While this may eliminate DI-591 as a potential therapeutic, it does provide some interesting insights into how targeting NEDDylation affects cancer cell viability. It is possible that Cullin-3 is not essential for cancer cell proliferation and that its inhibition is not a major factor underlying the therapeutic benefit associated with the previously mentioned compounds. Furthermore, the lack of anticancer effects of DI-591 may also suggest that broad inhibition of the CRL family, or even the cell-wide blockage of NEDDylation, is needed to effectively kill cancer cells. If this is the case, compounds specifically targeting the upstream NAE may prove to be more potent and effective anticancer agents.

3.5. NAcM-OPT

NAcM-OPT is another small molecule compound synthesized to target the interaction of UBC12 and DCN1. NAcM-OPT was designed to interrupt the docking of the N-terminal acetylated methionine of UBC12 to its appropriate docking site on DCN1 [70]. Much like DI-591, NAcM-OPT binds to and blocks the deep, hydrophobic pocket to which the acetylated methionine of UBC12 would fit into. This mechanism disallows the proper binding interactions of the two proteins. This compound was shown to potently inhibit the binding of UBC12 and DCN1 with an IC50 value of 79 nM. In vitro analysis showed that NAcM-OPT caused a decrease in the NEDDylation levels of both Cullin-1 and Cullin-3 and prevented soft-agar colony formation of HCC95 cells, a lung cancer cell line with high baseline levels of DCN1. Thus, blocking the interaction of UBC12 and DCN1 did yield an anticancer effect in the case of this particular compound.

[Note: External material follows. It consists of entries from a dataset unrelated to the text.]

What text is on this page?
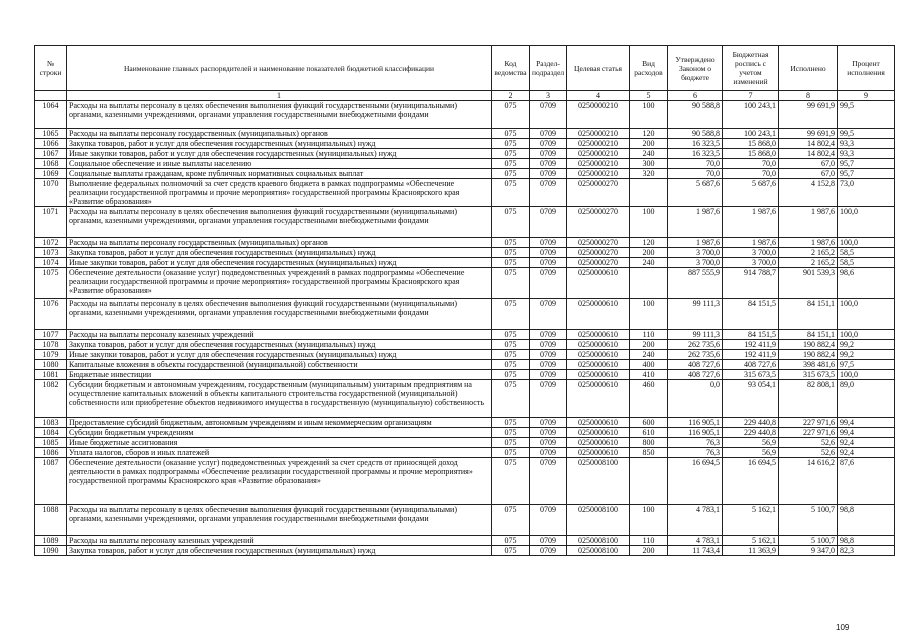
№ строки	Наименование главных распорядителей и наименование показателей бюджетной классификации	Код ведомства	Раздел-подраздел	Целевая статья	Вид расходов	Утверждено Законом о бюджете	Бюджетная роспись с учетом изменений	Исполнено	Процент исполнения
	1	2	3	4	5	6	7	8	9
1064	Расходы на выплаты персоналу в целях обеспечения выполнения функций государственными (муниципальными) органами, казенными учреждениями, органами управления государственными внебюджетными фондами	075	0709	0250000210	100	90 588,8	100 243,1	99 691,9	99,5
1065	Расходы на выплаты персоналу государственных (муниципальных) органов	075	0709	0250000210	120	90 588,8	100 243,1	99 691,9	99,5
1066	Закупка товаров, работ и услуг для обеспечения государственных (муниципальных) нужд	075	0709	0250000210	200	16 323,5	15 868,0	14 802,4	93,3
1067	Иные закупки товаров, работ и услуг для обеспечения государственных (муниципальных) нужд	075	0709	0250000210	240	16 323,5	15 868,0	14 802,4	93,3
1068	Социальное обеспечение и иные выплаты населению	075	0709	0250000210	300	70,0	70,0	67,0	95,7
1069	Социальные выплаты гражданам, кроме публичных нормативных социальных выплат	075	0709	0250000210	320	70,0	70,0	67,0	95,7
1070	Выполнение федеральных полномочий за счет средств краевого бюджета в рамках подпрограммы «Обеспечение реализации государственной программы и прочие мероприятия» государственной программы Красноярского края «Развитие образования»	075	0709	0250000270		5 687,6	5 687,6	4 152,8	73,0
1071	Расходы на выплаты персоналу в целях обеспечения выполнения функций государственными (муниципальными) органами, казенными учреждениями, органами управления государственными внебюджетными фондами	075	0709	0250000270	100	1 987,6	1 987,6	1 987,6	100,0
1072	Расходы на выплаты персоналу государственных (муниципальных) органов	075	0709	0250000270	120	1 987,6	1 987,6	1 987,6	100,0
1073	Закупка товаров, работ и услуг для обеспечения государственных (муниципальных) нужд	075	0709	0250000270	200	3 700,0	3 700,0	2 165,2	58,5
1074	Иные закупки товаров, работ и услуг для обеспечения государственных (муниципальных) нужд	075	0709	0250000270	240	3 700,0	3 700,0	2 165,2	58,5
1075	Обеспечение деятельности (оказание услуг) подведомственных учреждений в рамках подпрограммы «Обеспечение реализации государственной программы и прочие мероприятия» государственной программы Красноярского края «Развитие образования»	075	0709	0250000610		887 555,9	914 788,7	901 539,3	98,6
1076	Расходы на выплаты персоналу в целях обеспечения выполнения функций государственными (муниципальными) органами, казенными учреждениями, органами управления государственными внебюджетными фондами	075	0709	0250000610	100	99 111,3	84 151,5	84 151,1	100,0
1077	Расходы на выплаты персоналу казенных учреждений	075	0709	0250000610	110	99 111,3	84 151,5	84 151,1	100,0
1078	Закупка товаров, работ и услуг для обеспечения государственных (муниципальных) нужд	075	0709	0250000610	200	262 735,6	192 411,9	190 882,4	99,2
1079	Иные закупки товаров, работ и услуг для обеспечения государственных (муниципальных) нужд	075	0709	0250000610	240	262 735,6	192 411,9	190 882,4	99,2
1080	Капитальные вложения в объекты государственной (муниципальной) собственности	075	0709	0250000610	400	408 727,6	408 727,6	398 481,6	97,5
1081	Бюджетные инвестиции	075	0709	0250000610	410	408 727,6	315 673,5	315 673,5	100,0
1082	Субсидии бюджетным и автономным учреждениям, государственным (муниципальным) унитарным предприятиям на осуществление капитальных вложений в объекты капитального строительства государственной (муниципальной) собственности или приобретение объектов недвижимого имущества в государственную (муниципальную) собственность	075	0709	0250000610	460	0,0	93 054,1	82 808,1	89,0
1083	Предоставление субсидий бюджетным, автономным учреждениям и иным некоммерческим организациям	075	0709	0250000610	600	116 905,1	229 440,8	227 971,6	99,4
1084	Субсидии бюджетным учреждениям	075	0709	0250000610	610	116 905,1	229 440,8	227 971,6	99,4
1085	Иные бюджетные ассигнования	075	0709	0250000610	800	76,3	56,9	52,6	92,4
1086	Уплата налогов, сборов и иных платежей	075	0709	0250000610	850	76,3	56,9	52,6	92,4
1087	Обеспечение деятельности (оказание услуг) подведомственных учреждений за счет средств от приносящей доход деятельности в рамках подпрограммы «Обеспечение реализации государственной программы и прочие мероприятия» государственной программы Красноярского края «Развитие образования»	075	0709	0250008100		16 694,5	16 694,5	14 616,2	87,6
1088	Расходы на выплаты персоналу в целях обеспечения выполнения функций государственными (муниципальными) органами, казенными учреждениями, органами управления государственными внебюджетными фондами	075	0709	0250008100	100	4 783,1	5 162,1	5 100,7	98,8
1089	Расходы на выплаты персоналу казенных учреждений	075	0709	0250008100	110	4 783,1	5 162,1	5 100,7	98,8
1090	Закупка товаров, работ и услуг для обеспечения государственных (муниципальных) нужд	075	0709	0250008100	200	11 743,4	11 363,9	9 347,0	82,3
109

The reasons behind the disparity in in vitro activity between DI-591 and NAcM-OPT is not fully understood, given the compounds similarity in proposed mechanism of action. In vivo work has shown that NAcM-OPT is orally bioavailable and has a half-life of 4.2 h in mice [71]. These data provide evidence that NAcM-OPT may have therapeutic value, particularly in cancers with elevated levels of DCN1. Given that DCN1 is commonly overexpressed in head and neck cancers, further investigation is warranted.

4. Conclusions

Despite advances in cytotoxic, targeted, and immunomodulatory cancer therapies in the last few decades, patients with locally advanced head and neck cancer have limited survival if surgical resection and RT are not curative. Currently, genotoxic agents, particularly cisplatin or platinum-based combinations, are the accepted standard in multimodality, curative treatment plans. The NEDDylation pathway mediates a specific post-translational modification that controls protein degradation. Key regulators of NEDDylation activity have been shown to be overexpressed in many forms of cancer, including head and neck cancer. The NEDDylation cascade relies on multiple enzymes to tightly regulate the process. To date, compounds inhibiting NAE and UBC12 activity have been developed. Of the compounds discussed in this review, PEV has the most solid preclinical foundation and has demonstrated significant potential in early phase clinical trials. While not all compounds discussed yield high anticancer activity, the body of evidence suggests that inhibitors of NEDDylation are worthy of further exploration in order to improve cancer patient outcomes.